Ever since I was a little girl, I have loved bees. I remember sitting outside for hours trying to lure them onto my hand by dipping my fingers in sugar. When I was fourteen, I was able to convince my father to buy a hive and begin a backyard beekeeping journey. Before we got our bees, we had visited a local beekeeper who gave us a tour of his twenty or so hives. He would soon become our only real contact with the beekeeping world. This man taught us everything we knew, which at the time wasn’t a lot.
We started with one hive which quickly took off. They were amazing and instantly started working with no problems. By year two we had harvested a great deal of
honey and were thinking in our minds “this beekeeping thing isn’t that hard after all”. Our hive swarmed twice late that summer, instead of the usual spring swarming, which yielded two new hives for us to care for. We had mastered the art of catching swarms, however only one of the new hives lasted through the winter.
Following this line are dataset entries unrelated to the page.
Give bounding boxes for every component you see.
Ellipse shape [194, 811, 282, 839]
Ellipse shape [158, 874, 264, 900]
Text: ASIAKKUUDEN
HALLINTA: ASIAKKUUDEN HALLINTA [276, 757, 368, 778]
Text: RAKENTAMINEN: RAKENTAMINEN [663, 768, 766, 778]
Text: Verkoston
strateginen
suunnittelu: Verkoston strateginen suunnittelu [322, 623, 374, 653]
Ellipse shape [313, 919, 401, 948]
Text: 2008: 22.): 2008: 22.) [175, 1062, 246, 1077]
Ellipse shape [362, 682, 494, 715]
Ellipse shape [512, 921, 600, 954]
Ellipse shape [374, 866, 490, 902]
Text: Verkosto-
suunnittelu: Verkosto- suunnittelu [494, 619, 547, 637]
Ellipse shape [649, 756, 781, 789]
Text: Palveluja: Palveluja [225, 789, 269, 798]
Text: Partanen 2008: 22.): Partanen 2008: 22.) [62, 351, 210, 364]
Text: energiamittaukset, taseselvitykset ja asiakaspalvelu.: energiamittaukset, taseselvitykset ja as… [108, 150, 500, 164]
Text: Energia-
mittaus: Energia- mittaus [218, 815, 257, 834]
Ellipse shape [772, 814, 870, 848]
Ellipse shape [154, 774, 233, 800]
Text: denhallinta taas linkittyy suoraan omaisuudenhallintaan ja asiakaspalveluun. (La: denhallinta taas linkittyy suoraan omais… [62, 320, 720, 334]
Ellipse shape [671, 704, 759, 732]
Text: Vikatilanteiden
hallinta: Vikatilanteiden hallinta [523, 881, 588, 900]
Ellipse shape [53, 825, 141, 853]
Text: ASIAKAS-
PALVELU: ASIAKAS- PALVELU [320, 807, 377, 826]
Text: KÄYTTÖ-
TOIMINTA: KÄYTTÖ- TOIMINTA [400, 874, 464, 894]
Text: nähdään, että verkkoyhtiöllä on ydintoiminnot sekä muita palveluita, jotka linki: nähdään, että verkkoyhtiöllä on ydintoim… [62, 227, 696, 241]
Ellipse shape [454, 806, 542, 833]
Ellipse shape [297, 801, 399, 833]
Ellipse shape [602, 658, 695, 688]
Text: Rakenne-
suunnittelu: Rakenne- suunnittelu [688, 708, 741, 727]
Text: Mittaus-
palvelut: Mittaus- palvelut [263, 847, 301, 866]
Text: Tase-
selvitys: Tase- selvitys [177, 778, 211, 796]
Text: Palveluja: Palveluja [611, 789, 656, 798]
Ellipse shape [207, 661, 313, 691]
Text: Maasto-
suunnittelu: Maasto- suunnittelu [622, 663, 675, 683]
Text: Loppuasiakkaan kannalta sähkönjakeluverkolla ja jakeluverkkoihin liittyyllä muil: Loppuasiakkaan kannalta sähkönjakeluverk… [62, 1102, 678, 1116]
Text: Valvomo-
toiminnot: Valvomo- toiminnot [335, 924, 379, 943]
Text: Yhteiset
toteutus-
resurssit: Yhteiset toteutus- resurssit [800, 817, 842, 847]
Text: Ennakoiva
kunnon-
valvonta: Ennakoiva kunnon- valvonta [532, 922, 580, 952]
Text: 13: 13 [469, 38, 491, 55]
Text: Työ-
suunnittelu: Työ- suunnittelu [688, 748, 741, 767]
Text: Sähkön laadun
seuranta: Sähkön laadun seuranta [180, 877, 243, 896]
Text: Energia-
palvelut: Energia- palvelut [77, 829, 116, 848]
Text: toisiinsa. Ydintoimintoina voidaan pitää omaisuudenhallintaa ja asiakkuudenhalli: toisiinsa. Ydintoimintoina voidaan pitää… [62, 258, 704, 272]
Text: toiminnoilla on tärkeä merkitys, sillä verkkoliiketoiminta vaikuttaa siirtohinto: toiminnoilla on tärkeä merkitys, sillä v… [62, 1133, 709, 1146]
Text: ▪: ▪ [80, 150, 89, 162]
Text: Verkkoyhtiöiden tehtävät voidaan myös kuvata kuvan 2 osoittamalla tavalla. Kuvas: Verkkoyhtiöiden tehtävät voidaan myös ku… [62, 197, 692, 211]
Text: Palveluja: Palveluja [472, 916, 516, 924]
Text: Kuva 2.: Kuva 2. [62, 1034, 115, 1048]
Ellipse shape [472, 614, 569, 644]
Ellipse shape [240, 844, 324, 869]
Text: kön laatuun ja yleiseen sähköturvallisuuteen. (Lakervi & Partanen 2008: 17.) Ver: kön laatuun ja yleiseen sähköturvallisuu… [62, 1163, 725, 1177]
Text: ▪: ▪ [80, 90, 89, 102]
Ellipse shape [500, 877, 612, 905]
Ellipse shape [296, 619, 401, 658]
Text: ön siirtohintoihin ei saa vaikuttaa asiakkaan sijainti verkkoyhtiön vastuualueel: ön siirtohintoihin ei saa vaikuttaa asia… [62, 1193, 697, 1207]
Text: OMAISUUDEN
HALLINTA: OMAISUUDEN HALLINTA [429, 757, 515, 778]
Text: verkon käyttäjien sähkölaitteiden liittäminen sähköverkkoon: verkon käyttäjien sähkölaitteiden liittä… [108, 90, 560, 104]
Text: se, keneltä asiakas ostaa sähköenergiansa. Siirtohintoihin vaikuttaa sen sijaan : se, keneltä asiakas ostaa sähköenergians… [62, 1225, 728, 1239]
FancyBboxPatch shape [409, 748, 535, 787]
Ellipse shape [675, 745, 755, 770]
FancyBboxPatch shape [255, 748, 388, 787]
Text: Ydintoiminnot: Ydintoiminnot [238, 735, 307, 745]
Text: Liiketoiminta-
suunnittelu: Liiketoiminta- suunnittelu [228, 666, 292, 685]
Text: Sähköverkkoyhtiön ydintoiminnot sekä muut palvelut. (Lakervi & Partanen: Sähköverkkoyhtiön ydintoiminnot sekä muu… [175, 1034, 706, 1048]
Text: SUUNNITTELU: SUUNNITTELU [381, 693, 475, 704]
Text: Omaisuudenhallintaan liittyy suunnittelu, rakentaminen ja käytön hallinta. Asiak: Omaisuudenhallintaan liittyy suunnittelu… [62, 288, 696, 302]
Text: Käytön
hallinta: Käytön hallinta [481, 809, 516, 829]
We were still optimistic. We set out the next season with a determination to learn from the previous season and to keep our hives from unintentional swarming. But they still swarmed. We were so confused because we had done everything the books had told us to. The swarming wouldn't be as bad if we didn't know that our hive had a bad wax moth problem and needed all the strength they could get. We had been struggling with wax moths for a while. We set traps, we made the entrance smaller, we went in and killed any larva we could find but to no avail. At the end of year three, we had treated for everything we could, but the hives started to weaken. We fed them the best we could and miraculously one lasted through the winter. The next summer we were finally able to keep them from swarming and we thought we had mites under control. However, the wax moths never left us and our mite problem started to grow worse. By the end of year four, our hive was weaker than we wanted. This time they did not live through the winter.
In 2019 I became part of the apiary research program and was able to once again learn about bees. The more I learned the more I understood about bees and pitfalls that I myself had fallen into. I learned that my wax moth problem was probably a manifestation of underlying issues due to poor management. I also learned that the bee mentor that I thought knew everything about bees, turned out to not know that much. I do hope to get my own bees one day further down the road. I am confident with the information that I am learning now I will be able to better care for bees in the future. I now realize how dangerous a beekeeper without proper education can be. They don’t know how to properly care for them and keep them as disease-free as possible, which can end up spreading diseases to other beekeepers. I now understand the importance of proper education, from more than just another backyard beekeeper, in order to better care for bees and to protect surrounding hives.
If I were to do it again, I would go in more prepared. I would more diligently test for mites and check for pests. I would take more bee classes. Finally, I would listen to the mentor that I had but also reach out to other local beekeepers and help them with their hives for a while, so that I could better understand how to be a proper beekeeper.